GR 65 : Lamothe, Casa d'Elena

La Tour de Lamothe tient son nom de l'une des deux principales seigneuries présentes au XIIIe siècle sur l'actuelle commune de Cazeneuve. Elle est érigée sur une motte féodale surplombant la vallée de l'Izaute, limite naturelle entre les terroirs de la Ténarèze et du Bas-Armagnac. Cet édifice de guet et défensif est composé de cinq niveaux.

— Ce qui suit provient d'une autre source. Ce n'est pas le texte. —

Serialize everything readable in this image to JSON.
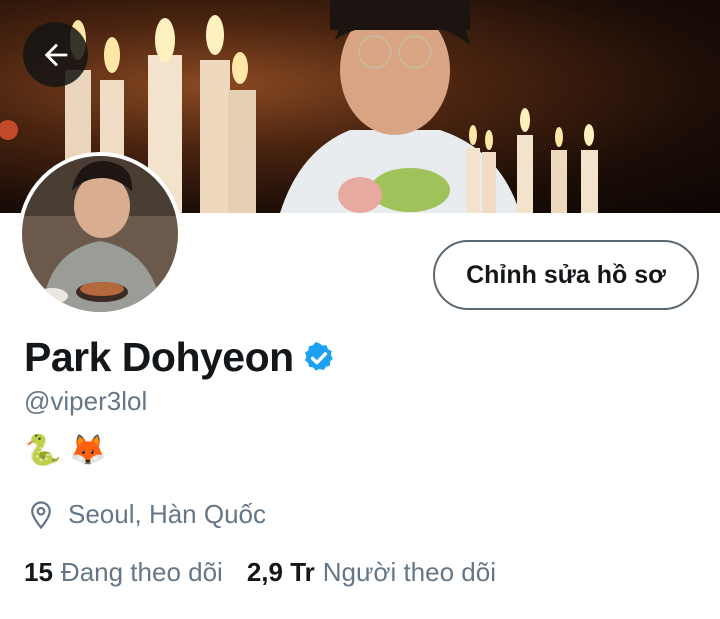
{
  "header": {
    "back_icon": "arrow-left-icon"
  },
  "profile": {
    "edit_button_label": "Chỉnh sửa hồ sơ",
    "name": "Park Dohyeon",
    "verified_icon": "verified-badge-icon",
    "handle": "@viper3lol",
    "bio_emojis": [
      "🐍",
      "🦊"
    ],
    "location_icon": "location-pin-icon",
    "location": "Seoul, Hàn Quốc",
    "following_count": "15",
    "following_label": "Đang theo dõi",
    "followers_count": "2,9 Tr",
    "followers_label": "Người theo dõi"
  },
  "colors": {
    "accent": "#1da1f2",
    "text_primary": "#14171a",
    "text_secondary": "#657786"
  }
}
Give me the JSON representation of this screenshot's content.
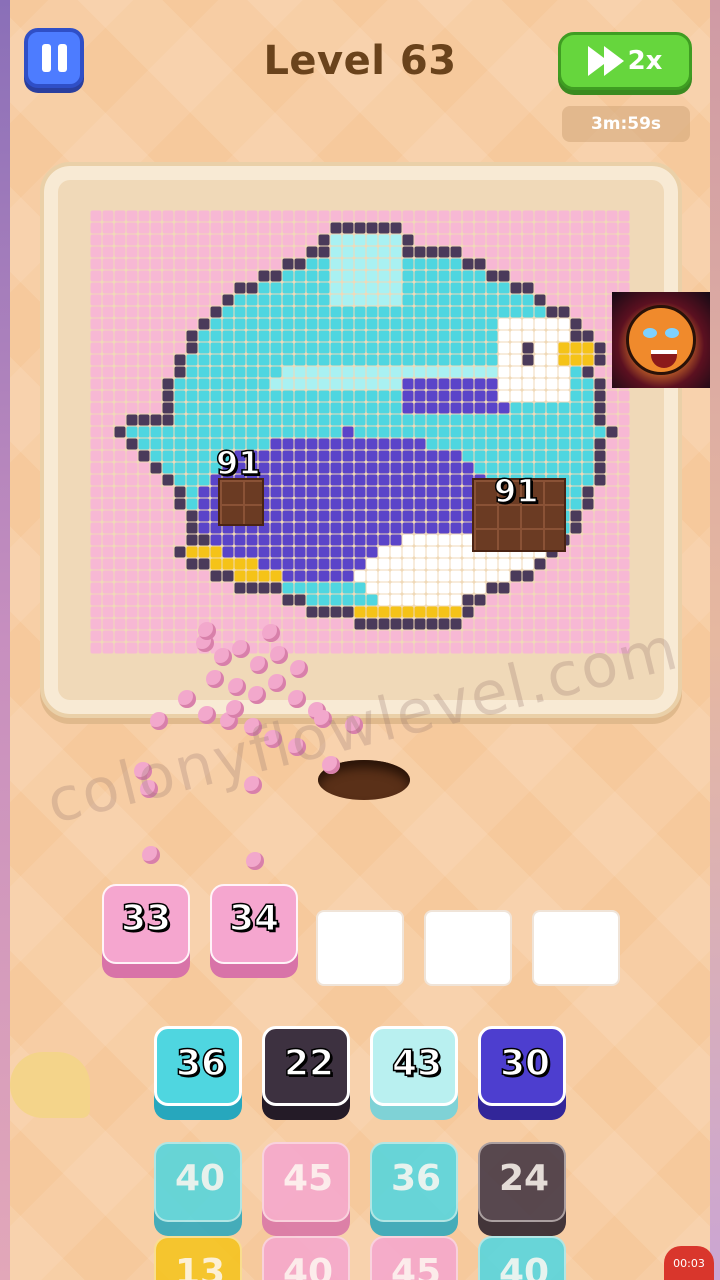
{
  "header": {
    "level_title": "Level 63",
    "speed_label": "2x",
    "timer": "3m:59s"
  },
  "board": {
    "chocolates": [
      {
        "count": "91"
      },
      {
        "count": "91"
      }
    ],
    "colors": {
      "background": "#f7b8d4",
      "outline": "#4a3a5a",
      "cyan": "#4fd6e0",
      "light_cyan": "#a9f1f2",
      "indigo": "#5a44c9",
      "white": "#ffffff",
      "yellow": "#f5c318",
      "chocolate": "#6b3b23"
    }
  },
  "queue": {
    "slots": [
      {
        "value": "33",
        "color": "#f5a6cf"
      },
      {
        "value": "34",
        "color": "#f5a6cf"
      },
      {
        "value": ""
      },
      {
        "value": ""
      },
      {
        "value": ""
      }
    ]
  },
  "tiles": {
    "rows": [
      [
        {
          "value": "36",
          "color": "#4fd6e0",
          "side": "#27a7bd"
        },
        {
          "value": "22",
          "color": "#3d3140",
          "side": "#241b27"
        },
        {
          "value": "43",
          "color": "#b9f0f0",
          "side": "#7fd2d6"
        },
        {
          "value": "30",
          "color": "#4d3ecf",
          "side": "#322699"
        }
      ],
      [
        {
          "value": "40",
          "color": "#4fd6e0",
          "side": "#27a7bd"
        },
        {
          "value": "45",
          "color": "#f5a6cf",
          "side": "#d873a8"
        },
        {
          "value": "36",
          "color": "#4fd6e0",
          "side": "#27a7bd"
        },
        {
          "value": "24",
          "color": "#3d3140",
          "side": "#241b27"
        }
      ],
      [
        {
          "value": "13",
          "color": "#f5c318",
          "side": "#d19a10"
        },
        {
          "value": "40",
          "color": "#f5a6cf",
          "side": "#d873a8"
        },
        {
          "value": "45",
          "color": "#f5a6cf",
          "side": "#d873a8"
        },
        {
          "value": "40",
          "color": "#4fd6e0",
          "side": "#27a7bd"
        }
      ]
    ]
  },
  "watermark": "colonyflowlevel.com",
  "recording_timer": "00:03",
  "icons": [
    "pause-icon",
    "fast-forward-icon",
    "tiger-avatar-icon"
  ]
}
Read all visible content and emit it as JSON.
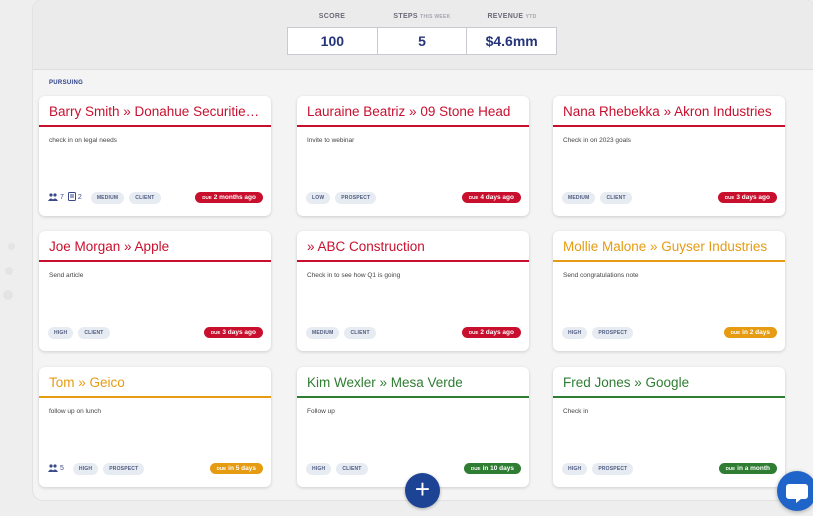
{
  "header": {
    "stats": [
      {
        "label": "SCORE",
        "sublabel": "",
        "value": "100"
      },
      {
        "label": "STEPS",
        "sublabel": "THIS WEEK",
        "value": "5"
      },
      {
        "label": "REVENUE",
        "sublabel": "YTD",
        "value": "$4.6mm"
      }
    ]
  },
  "section": {
    "label": "PURSUING"
  },
  "colors": {
    "overdue": "#c8102e",
    "soon": "#e59b12",
    "future": "#2e7d32",
    "accent": "#1c4394"
  },
  "cards": [
    {
      "title": "Barry Smith » Donahue Securities M...",
      "note": "check in on legal needs",
      "people_count": "7",
      "docs_count": "2",
      "tags": [
        "MEDIUM",
        "CLIENT"
      ],
      "due_prefix": "DUE",
      "due_text": "2 months ago",
      "status": "overdue"
    },
    {
      "title": "Lauraine Beatriz » 09 Stone Head",
      "note": "Invite to webinar",
      "tags": [
        "LOW",
        "PROSPECT"
      ],
      "due_prefix": "DUE",
      "due_text": "4 days ago",
      "status": "overdue"
    },
    {
      "title": "Nana Rhebekka » Akron Industries",
      "note": "Check in on 2023 goals",
      "tags": [
        "MEDIUM",
        "CLIENT"
      ],
      "due_prefix": "DUE",
      "due_text": "3 days ago",
      "status": "overdue"
    },
    {
      "title": "Joe Morgan » Apple",
      "note": "Send article",
      "tags": [
        "HIGH",
        "CLIENT"
      ],
      "due_prefix": "DUE",
      "due_text": "3 days ago",
      "status": "overdue"
    },
    {
      "title": "» ABC Construction",
      "note": "Check in to see how Q1 is going",
      "tags": [
        "MEDIUM",
        "CLIENT"
      ],
      "due_prefix": "DUE",
      "due_text": "2 days ago",
      "status": "overdue"
    },
    {
      "title": "Mollie Malone » Guyser Industries",
      "note": "Send congratulations note",
      "tags": [
        "HIGH",
        "PROSPECT"
      ],
      "due_prefix": "DUE",
      "due_text": "in 2 days",
      "status": "soon"
    },
    {
      "title": "Tom » Geico",
      "note": "follow up on lunch",
      "people_count": "5",
      "tags": [
        "HIGH",
        "PROSPECT"
      ],
      "due_prefix": "DUE",
      "due_text": "in 5 days",
      "status": "soon"
    },
    {
      "title": "Kim Wexler » Mesa Verde",
      "note": "Follow up",
      "tags": [
        "HIGH",
        "CLIENT"
      ],
      "due_prefix": "DUE",
      "due_text": "in 10 days",
      "status": "future"
    },
    {
      "title": "Fred Jones » Google",
      "note": "Check in",
      "tags": [
        "HIGH",
        "PROSPECT"
      ],
      "due_prefix": "DUE",
      "due_text": "in a month",
      "status": "future"
    }
  ],
  "actions": {
    "add_symbol": "+",
    "add_icon": "plus-icon",
    "chat_icon": "chat-bubble-icon"
  }
}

La base est aveugle et servait de réserve ou de grenier à grain auquel on accédait par un escalier intérieur. Le premier niveau devait servir de salle commune dédiée aux gardes. L'accès aux niveaux supérieurs est possible grâce à un escalier à vis qui dessert des pièces plus ouvertes, notamment par des fenêtres trilobées, destinées au seigneur et à son entourage. Le dernier étage est un poste de guet qui offre un panorama à 360°.

GR 65 : tour de Lamothe

Nous passons à côté de l’église et d’une rose des vents, où il est possible d’effectuer une partie de « jeu de l'oie » pour découvrir divers lieux de la Ténarèze.

GR 65 : Lamothe, rose des vents - jeu de l'oie

Le GR 65 descend un raidillon pour rejoindre la plate-forme de l’ancienne voie ferrée qu’il va suivre, sans discontinuer, pendant sept kilomètres ! Ce tronçon, bien qu’un peu monotone, est cependant bien agréable, car il se déroule essentiellement à l’ombre.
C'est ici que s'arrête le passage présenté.